Stop thinking. Move slowly. Breathe not into stillness or silence, which is easier to say, but rather into a place where you can hear the static on your own LP.
Today: Cleaning the top of my long neglected dresser, an informal museum of my life, I open a small box and expect to find it empty or perhaps holding a piece of forgotten jewelry. Instead I find a seemingly plain oyster-colored rock. Is there a story to this rock that I’ve forgotten? Should I keep it? It has years and years it could share. But for now, it’s better released outside.
Smashed toward the back of the dresser is a piece of graph paper with my handwriting – laundry detergent, toothpaste, cider vinegar, raisins, parsley. The list tells no specific story of place or season but speaks to one week being like every other, the ongoing needs of a family, one bar of soap melting into the next, each bottle of olive oil much like the one before and yet singular.
I pick up the necklace my daughter made last winter for which I have yet to get a black string on which to wear it. It’s nestled next to notes from a yoga training: “The mind is like a drunk monkey bitten by a scorpion searching for a black cat in a dark room.” And there’s another scrap on which I jotted ‘messages’ from runes chosen while standing at my friend’s kitchen counter in Long Island last summer (a house now sitting in quiet darkness, no power for nearly a week since the hurricane): “Action: Something hidden. Letting go. Trust.”
We know the dance. We know what holds us and nurtures us. It’s there if we listen. I’m trying to lose my way, knowing that the path that will appear will be the authentic one.
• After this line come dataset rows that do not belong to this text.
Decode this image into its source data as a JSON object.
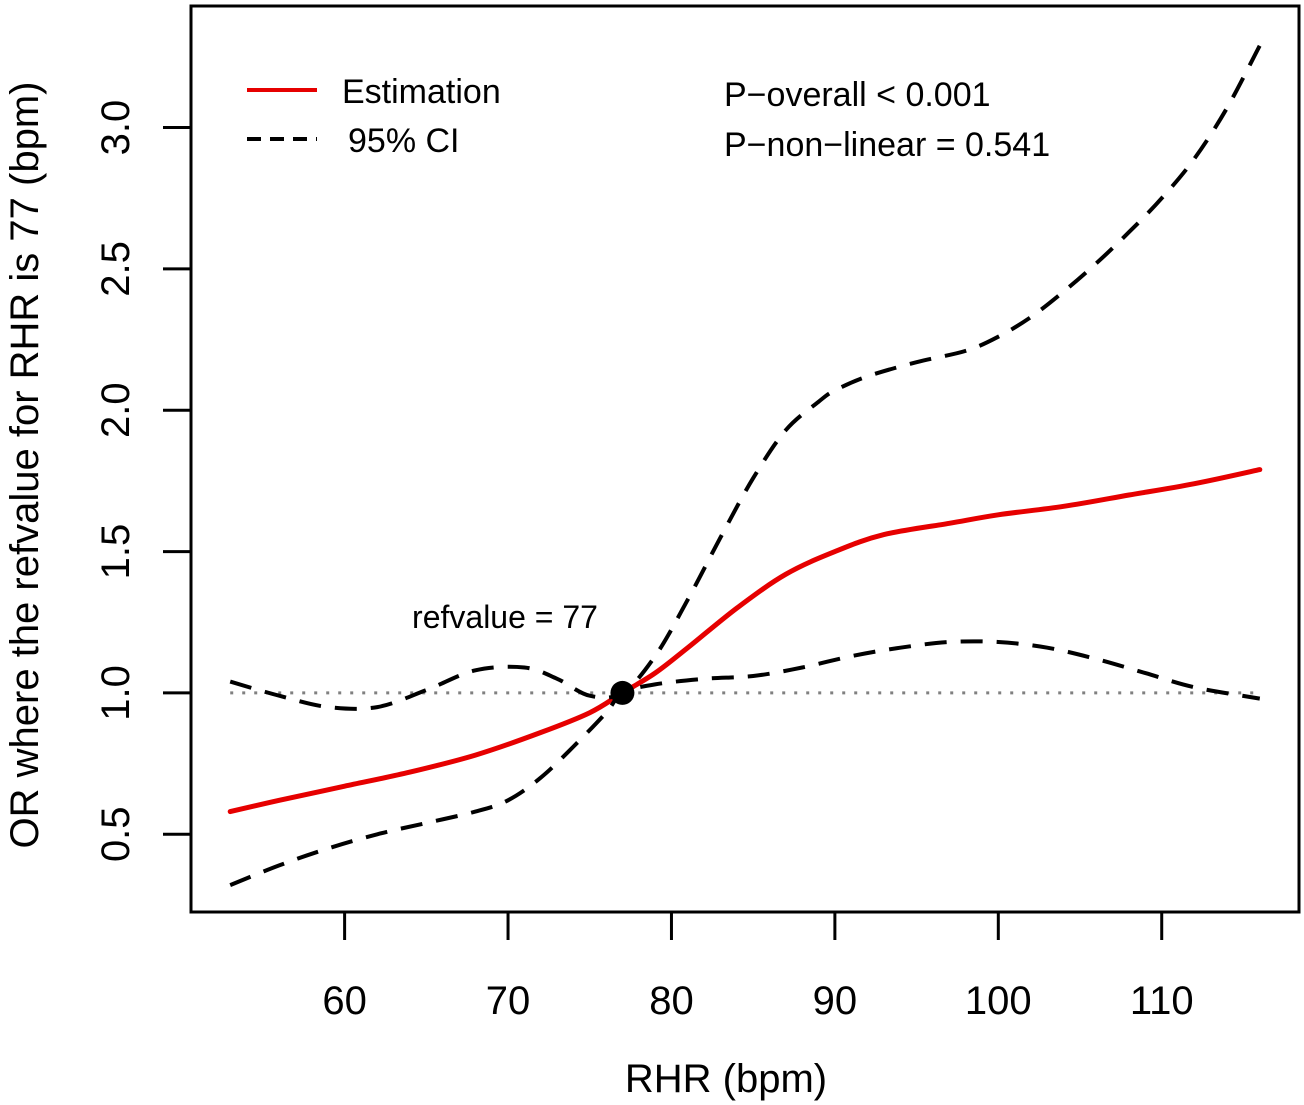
{
  "chart_data": {
    "type": "line",
    "xlabel": "RHR (bpm)",
    "ylabel": "OR where the refvalue for RHR is 77 (bpm)",
    "xlim": [
      50.6,
      118.4
    ],
    "ylim": [
      0.225,
      3.43
    ],
    "x_ticks": [
      60,
      70,
      80,
      90,
      100,
      110
    ],
    "x_tick_labels": [
      "60",
      "70",
      "80",
      "90",
      "100",
      "110"
    ],
    "y_ticks": [
      0.5,
      1.0,
      1.5,
      2.0,
      2.5,
      3.0
    ],
    "y_tick_labels": [
      "0.5",
      "1.0",
      "1.5",
      "2.0",
      "2.5",
      "3.0"
    ],
    "reference_line": {
      "y": 1.0,
      "style": "dotted",
      "color": "#808080"
    },
    "reference_point": {
      "x": 77,
      "y": 1.0,
      "label": "refvalue = 77"
    },
    "legend": {
      "position": "top-left",
      "entries": [
        {
          "label": "Estimation",
          "style": "solid",
          "color": "#e60000"
        },
        {
          "label": "95% CI",
          "style": "dashed",
          "color": "#000000"
        }
      ]
    },
    "annotations": [
      "P−overall < 0.001",
      "P−non−linear = 0.541"
    ],
    "series": [
      {
        "name": "Estimation",
        "style": "solid",
        "color": "#e60000",
        "x": [
          53,
          56,
          60,
          64,
          68,
          72,
          75,
          77,
          79,
          81,
          84,
          87,
          90,
          93,
          97,
          100,
          104,
          108,
          112,
          116
        ],
        "y": [
          0.58,
          0.62,
          0.67,
          0.72,
          0.78,
          0.86,
          0.93,
          1.0,
          1.07,
          1.16,
          1.3,
          1.42,
          1.5,
          1.56,
          1.6,
          1.63,
          1.66,
          1.7,
          1.74,
          1.79
        ]
      },
      {
        "name": "95% CI upper",
        "style": "dashed",
        "color": "#000000",
        "x": [
          53,
          56,
          59,
          62,
          65,
          68,
          71,
          73,
          75,
          77,
          79,
          81,
          83,
          85,
          87,
          89,
          90,
          92,
          95,
          98,
          100,
          102,
          104,
          106,
          108,
          110,
          112,
          114,
          116
        ],
        "y": [
          1.04,
          0.99,
          0.95,
          0.95,
          1.01,
          1.08,
          1.09,
          1.05,
          0.99,
          1.0,
          1.13,
          1.33,
          1.55,
          1.76,
          1.93,
          2.03,
          2.07,
          2.12,
          2.17,
          2.21,
          2.26,
          2.33,
          2.42,
          2.52,
          2.63,
          2.75,
          2.89,
          3.07,
          3.29
        ]
      },
      {
        "name": "95% CI lower",
        "style": "dashed",
        "color": "#000000",
        "x": [
          53,
          56,
          59,
          62,
          65,
          68,
          70,
          72,
          74,
          76,
          77,
          79,
          82,
          85,
          88,
          91,
          94,
          97,
          100,
          103,
          106,
          109,
          112,
          116
        ],
        "y": [
          0.32,
          0.39,
          0.45,
          0.5,
          0.54,
          0.58,
          0.62,
          0.7,
          0.81,
          0.93,
          1.0,
          1.03,
          1.05,
          1.06,
          1.09,
          1.13,
          1.16,
          1.18,
          1.18,
          1.16,
          1.12,
          1.07,
          1.02,
          0.98
        ]
      }
    ]
  }
}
My friend David passed away a few weeks ago. His death came out of the blue – an unexpected punctuation mark at the end of a beautiful day in Paris spent with his dear wife, his best friend of forty-one years. I’ve had a strong sense of David since then – of his big heart and joie de vivre. He ordered wine by the bottle, led groups of Boy Scouts for years when his kids were younger, and sweated through yoga classes in which he was never afraid to let out a big sigh in a class of much younger students. He’d recently retired and was doing yoga, cooking, volunteering at the animal shelter. “Let go, Jennifer,” I can hear him say to me now, knowing that for many years he was the kind of person who kept everything and everyone around him together, holding too tight to an invisible line, the responsibility for which had given him a sore jaw and back. But recently he’d been discovering what it meant to release, to let not only his hips sink but to let his lists go, emptying pockets as well as his mind.
I can see him smiling at me, raising his eyebrows over his heavy glasses in a face filled with love but tinted with a bit of warning: “Now. Do it now. Don’t wait.”